Embora tenha concedido uma sobreviva de sete meses ao restos a pagar, o Decreto 7.478/2011, publicado ontem no Diário Oficial da União, estipulou algumas condições. Só continuam valendo os empenhos de restos a pagar não processados de 2007 e 2008 que tiveram sua execução iniciada até ontem pelos governos estaduais e prefeituras. No caso de recursos de 2009,  o Governo do Estado e os municípios poderão iniciar as atividades até 30 de junho deste ano. Entretanto, os valores gerenciados diretamente pela União nos três anos continuarão valendo se a execução foi iniciada na quinta-feira (28).

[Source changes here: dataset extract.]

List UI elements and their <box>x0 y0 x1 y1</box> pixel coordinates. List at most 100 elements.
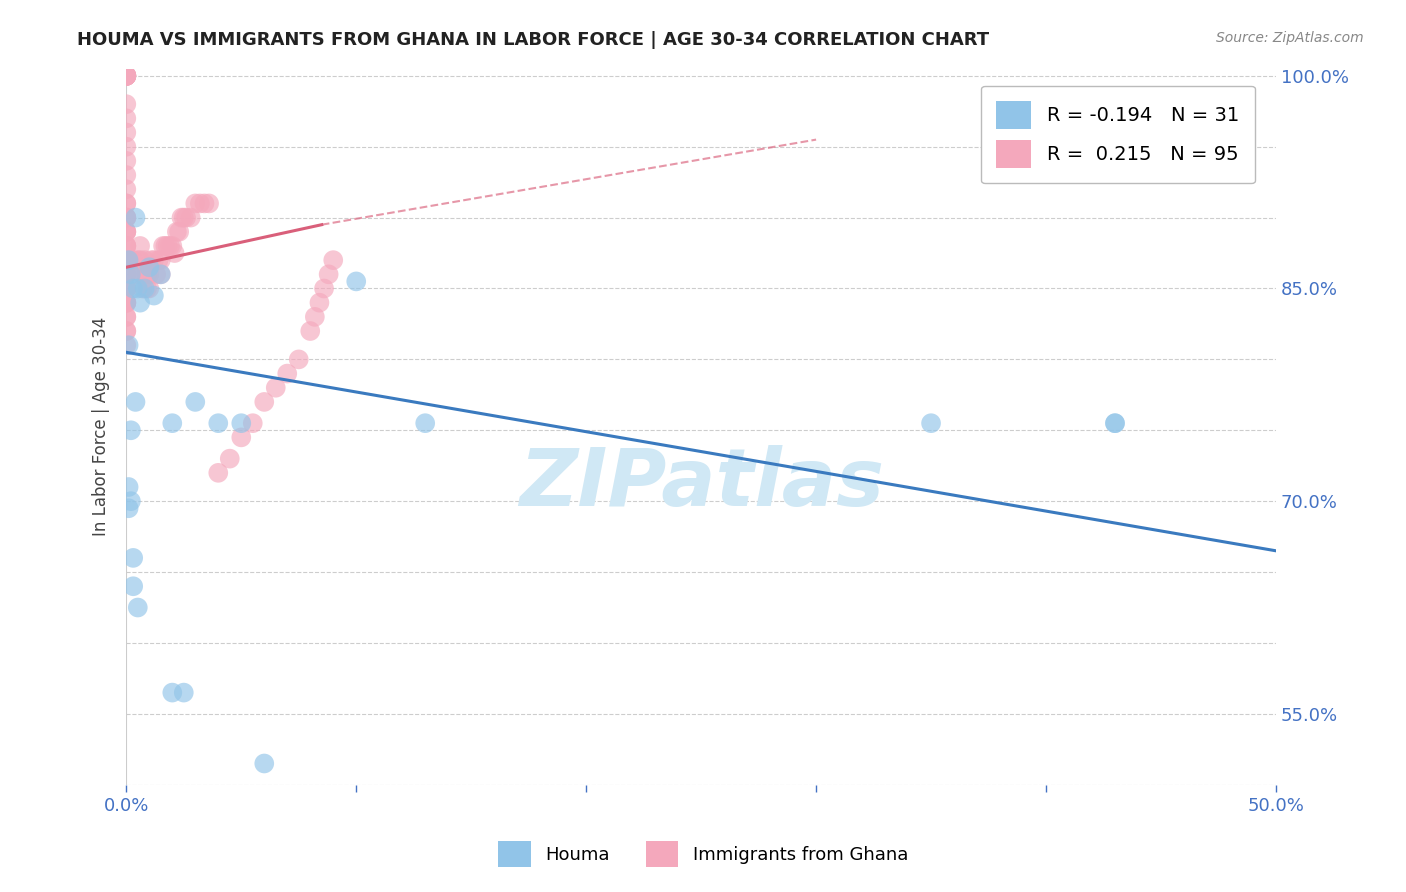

Este decreto  possibilita que parte dos R$ 1,088 bilhão em investimentos para Mato Grosso do Sul referente a 2007, 2008 e 2009 previstos no Orçamento sejam utilizados. De acordo com informações do Siafi (Sistema Integrado de Administração do Sistema Financeiro), são R$ 285,2 milhões de 2007; outros R$ 450,9 milhões de 2008, e R$ 352,4 milhões de 2009.
Do ano de 2010, os R$ 486,3 milhões empenhados foram liquidados, o que zera os restos a pagar referente a investimentos.